We decided to look into the issue after yesterday’s news: We wondered whether what’s true for one louse is also true for another louse, etc.
What we found Googling around is a bit troubling.
In 2001, a case study in Australia identified public lice which were resistant to pyrethrin, an insecticide commonly used to treat this infection and head lice.
This might have been one of the first such epidemiological reports.
Some studies even put to question the effectiveness of lindane, a controversial pesticides that, along with malathion, is used when gentler treatments don’t work.
There’s some good news, however. Drug resistant pubic lice don’t seem to run quite as rampant as drug resistant head lice. And the New York Department of Health and Mental Hygiene told us that it had not heard reports of these nasty things in the city.

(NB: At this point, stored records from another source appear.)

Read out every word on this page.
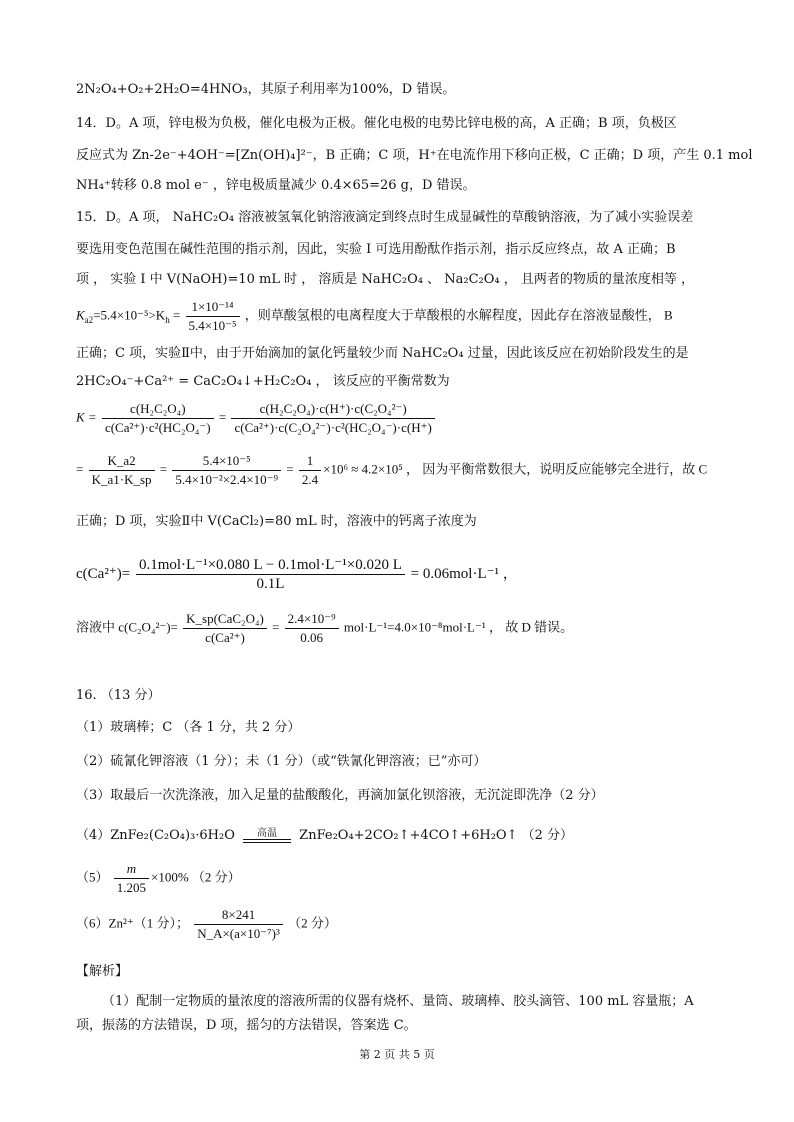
2N₂O₄+O₂+2H₂O=4HNO₃，其原子利用率为100%，D 错误。
14．D。A 项，锌电极为负极，催化电极为正极。催化电极的电势比锌电极的高，A 正确；B 项，负极区
反应式为 Zn-2e⁻+4OH⁻=[Zn(OH)₄]²⁻，B 正确；C 项，H⁺在电流作用下移向正极，C 正确；D 项，产生 0.1 mol
NH₄⁺转移 0.8 mol e⁻ ，锌电极质量减少 0.4×65=26 g，D 错误。
15．D。A 项， NaHC₂O₄ 溶液被氢氧化钠溶液滴定到终点时生成显碱性的草酸钠溶液，为了减小实验误差
要选用变色范围在碱性范围的指示剂，因此，实验 I 可选用酚酞作指示剂，指示反应终点，故 A 正确；B
项 ， 实验 I 中 V(NaOH)=10 mL 时 ， 溶质是 NaHC₂O₄ 、 Na₂C₂O₄ ， 且两者的物质的量浓度相等 ，
$K_{a2}=5.4\times 10^{-5}>K_h = \frac{\text{1×10⁻¹⁴}}{\text{5.4×10⁻⁵}}$ ，则草酸氢根的电离程度大于草酸根的水解程度，因此存在溶液显酸性， B
正确；C 项，实验Ⅱ中，由于开始滴加的氯化钙量较少而 NaHC₂O₄ 过量，因此该反应在初始阶段发生的是
2HC₂O₄⁻+Ca²⁺ = CaC₂O₄↓+H₂C₂O₄ ， 该反应的平衡常数为
$K = \frac{\text{c(H₂C₂O₄)}}{\text{c(Ca²⁺)·c²(HC₂O₄⁻)}} = \frac{\text{c(H₂C₂O₄)·c(H⁺)·c(C₂O₄²⁻)}}{\text{c(Ca²⁺)·c(C₂O₄²⁻)·c²(HC₂O₄⁻)·c(H⁺)}}$
= $\frac{K\_a2}{K\_a1\cdot K\_sp} = \frac{\text{5.4×10⁻⁵}}{\text{5.4×10⁻²×2.4×10⁻⁹}} = \frac{1}{2.4} \times 10^6 \approx 4.2\times 10^5$ ， 因为平衡常数很大，说明反应能够完全进行，故 C
正确；D 项，实验Ⅱ中 V(CaCl₂)=80 mL 时，溶液中的钙离子浓度为
$c(Ca^{2+})= \frac{\text{0.1mol·L⁻¹×0.080 L − 0.1mol·L⁻¹×0.020 L}}{0.1L} = 0.06mol\cdot L^{-1}$ ，
溶液中 $c(C_2O_4^{2-})= \frac{\text{K\_sp(CaC₂O₄)}}{\text{c(Ca²⁺)}} = \frac{\text{2.4×10⁻⁹}}{0.06} mol\cdot L^{-1}=4.0\times 10^{-8}mol\cdot L^{-1}$ ， 故 D 错误。
16. （13 分）
（1）玻璃棒；C （各 1 分，共 2 分）
（2）硫氰化钾溶液（1 分）；未（1 分）（或“铁氰化钾溶液；已”亦可）
（3）取最后一次洗涤液，加入足量的盐酸酸化，再滴加氯化钡溶液，无沉淀即洗净（2 分）
（4）ZnFe₂(C₂O₄)₃·6H₂O	高温	ZnFe₂O₄+2CO₂↑+4CO↑+6H₂O↑ （2 分）
$(5) \frac{m}{1.205} \times 100\%$ （2 分）
（6）Zn²⁺（1 分）； $\frac{8\times 241}{\text{N\_A×(a×10⁻⁷)³}} (2$ 分）
【解析】
（1）配制一定物质的量浓度的溶液所需的仪器有烧杯、量筒、玻璃棒、胶头滴管、100 mL 容量瓶；A
项，振荡的方法错误，D 项，摇匀的方法错误，答案选 C。
第 2 页 共 5 页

FYI: Prophylactics, such as condoms, don’t protect against lice. Like, at all.
Planned Parenthood says: “Pubic lice are easily spread, and there is no protection. The only thing that can reduce your risk of getting pubic lice is limiting the number of people with whom you have intimate or sexual contact. If you or your partner has pubic lice, do not have sex again until treatment is complete.”
And on that note, enjoy your summer lovin’ responsibly.